Incentivising key employees

A modern employee incentive means more than just salary

Salaries can be similar from employer to employer. An added Employee Share Incentive Scheme, however, can help recruit, retain and motivate employees. 

Crucially, they can also be used to help align the interests of employees, particularly senior executives, with those of shareholders and encourage senior executives to consider the best interests of shareholders in their management of the business. This can ultimately maximise value on the lead up to an exit.

Employee Share Incentive Schemes can also help to reduce employment costs by moving part of the employees’ incentive from the Pay As You Earn and National Insurance regime to the Capital Gains regime. 

What schemes and arrangements are available?

Employee share schemes take many forms, but schemes can be divided into tax-advantaged share schemes and non tax-advantaged. For the purpose of this article we focus on the two most popular schemes, Enterprise Management Incentives (EMI Options) and Growth Shares.

EMI Options

EMI Options are essentially options granted to an employee to acquire shares in a company, usually at the point of exit, although sometimes it can be prior to that. EMI Options enjoy favourable tax treatment and are specifically targeted at small, higher-risk, developing trading companies.

A number of statutory requirements must be met in order for a company to qualify to grant EMI options. In particular, a company must be an independent trading company with:

  • Gross assets of no more than £30 million; and

  • Fewer than the equivalent of 250 full-time employees.
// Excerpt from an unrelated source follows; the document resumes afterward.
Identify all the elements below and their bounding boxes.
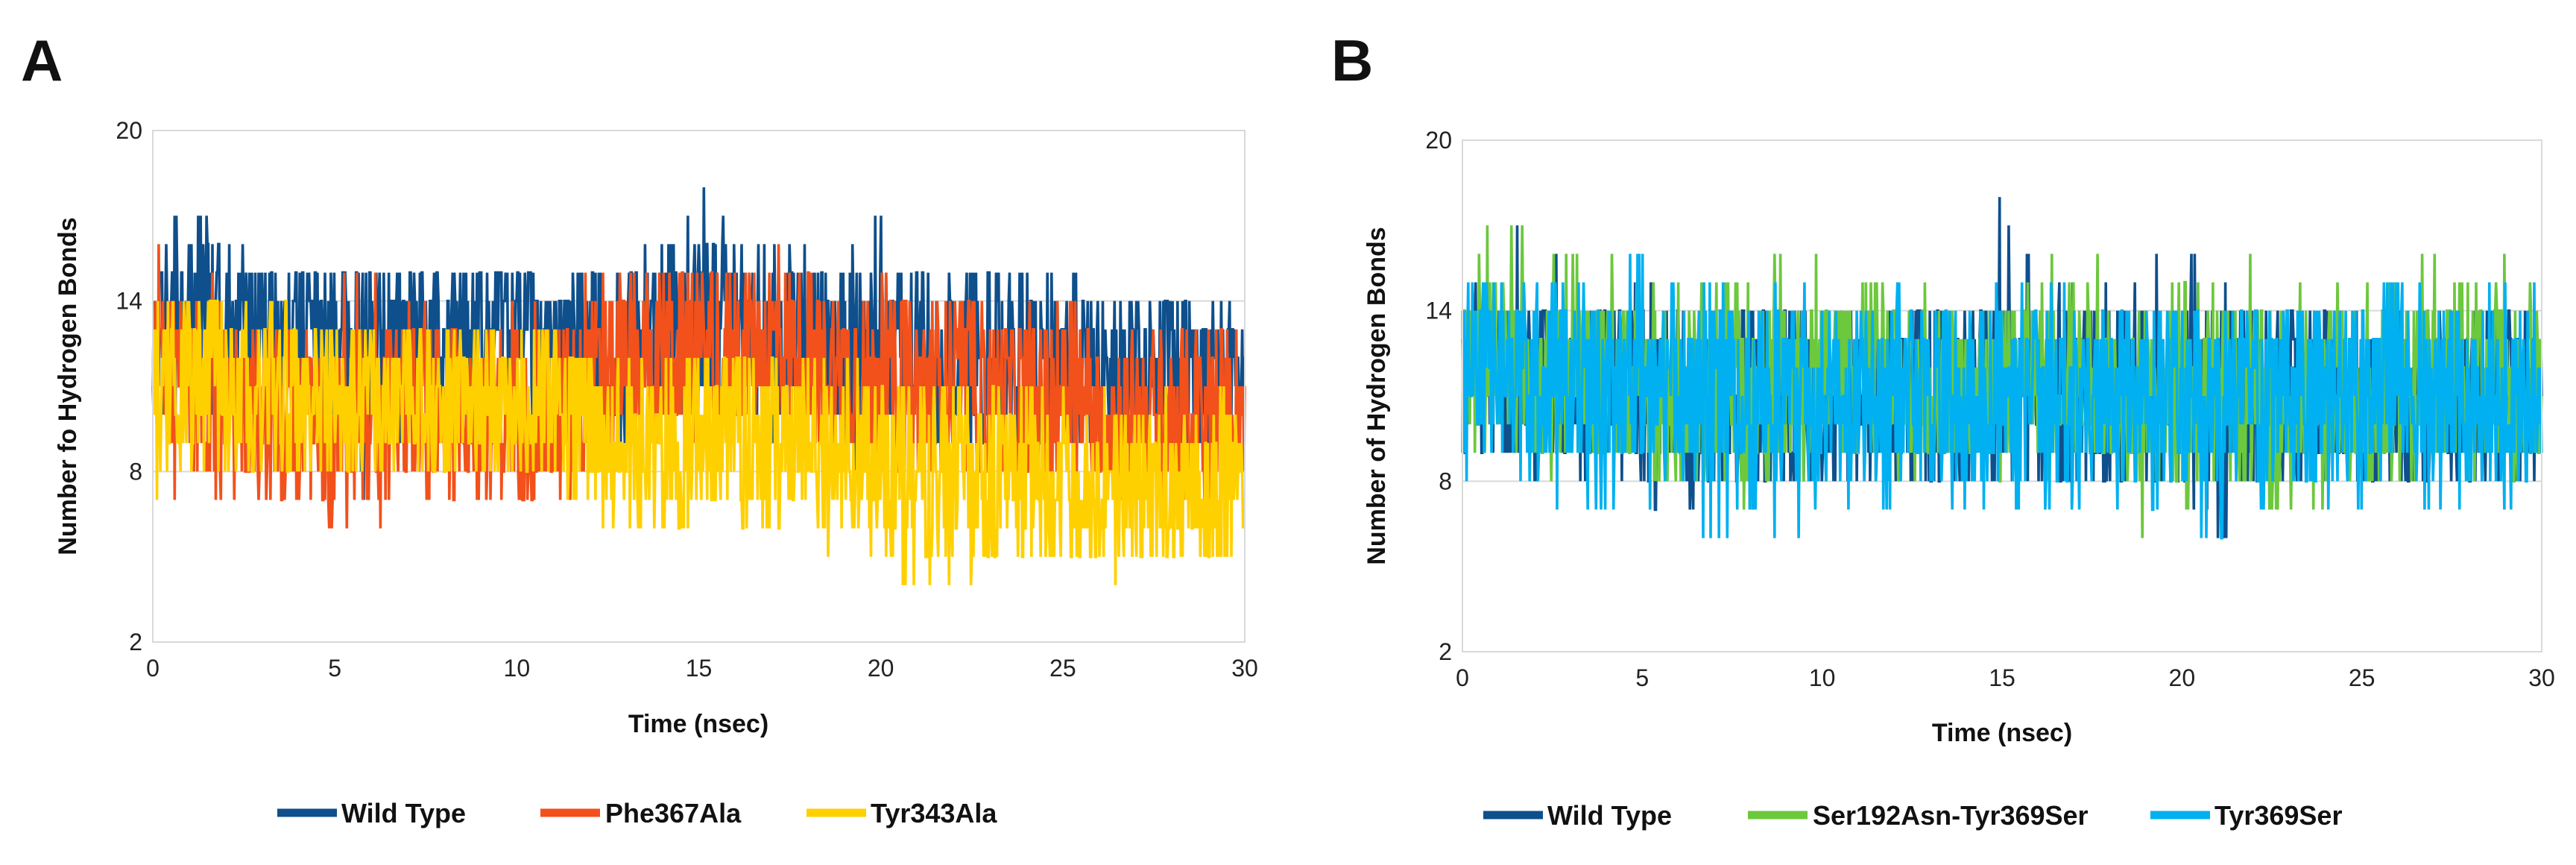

Certain trading activities will not qualify and there are detailed rules relating to the independence requirement, the trading requirement  and the shares that can be used. 

EMI Options can also be conditional on time served, or performance, or subject to a ratchet that provides that the higher the value, the higher the reward.

Where all the requirements are met, the exercise of the EMI Option benefits from favourable tax treatment which could be as low as 10% of qualifying gains if shares acquired on the exercise of EMI Options qualify for Entrepreneurs’ Relief.

Importantly, it can be a condition of the exercise of the EMI Options that if the employee departs prior to exercise, the EMI Option lapses and so there is no need to put arrangements in place to ensure that shares are transferred back; or to consider the rights of the employee as a shareholder prior to exercise of the EMI Option.

Growth Shares

Under a Growth Share scheme, an employee acquires an interest in shares upfront but the structure of the scheme is such that these shares only benefit from the increase in value in the business. That way, the existing value is reserved for the existing owners.  

This structure also allows taxation at the point of issue to be low because the growth shares at that time of issue have little or no value. But at the point of exit, the shares are taxed on a Capital Gains Tax basis, which again could be as low as 10%.

Are schemes complex and burdensome?  

Employee share schemes can be as simple or complex as required but as a minimum it is important to ensure that the structure is right for the particular business, that a share scheme protects the interests of the existing shareholders, and that it achieves the tax treatment intended.  Too often schemes are structured badly, meaning that more 
tax is payable than is needed.  

Often, we can put schemes in place quickly in a simple manner, and once a scheme is in place, adding further employees can be very simple and cost effective. 

Cash bonus seems simpler?

Take an example of an employer trying to give an employee an incentive of £100,000 after tax: The employer pays a bonus and may need to gross up the amount by almost £90,000 to ensure that the employee receives £100,000. Whilst the employer may set some of those costs against its own Corporation Tax, it may also have to pay employer’s National Insurance of over £25,000.

Contrast that to EMI Options where the employer may only need to gross up the amount by a maximum of around £22,000 to take into account Capital Gains Tax at up to 20% (less if at 10%). In addition, the employer may benefit from some Corporation Tax relief and would not pay employer’s National Insurance.

Moore Blatch does not provide tax advice but works closely with an employer’s existing (or new) tax adviser to ensure that the scheme achieves the best tax treatment. The exact tax treatment will depend on specific circumstances.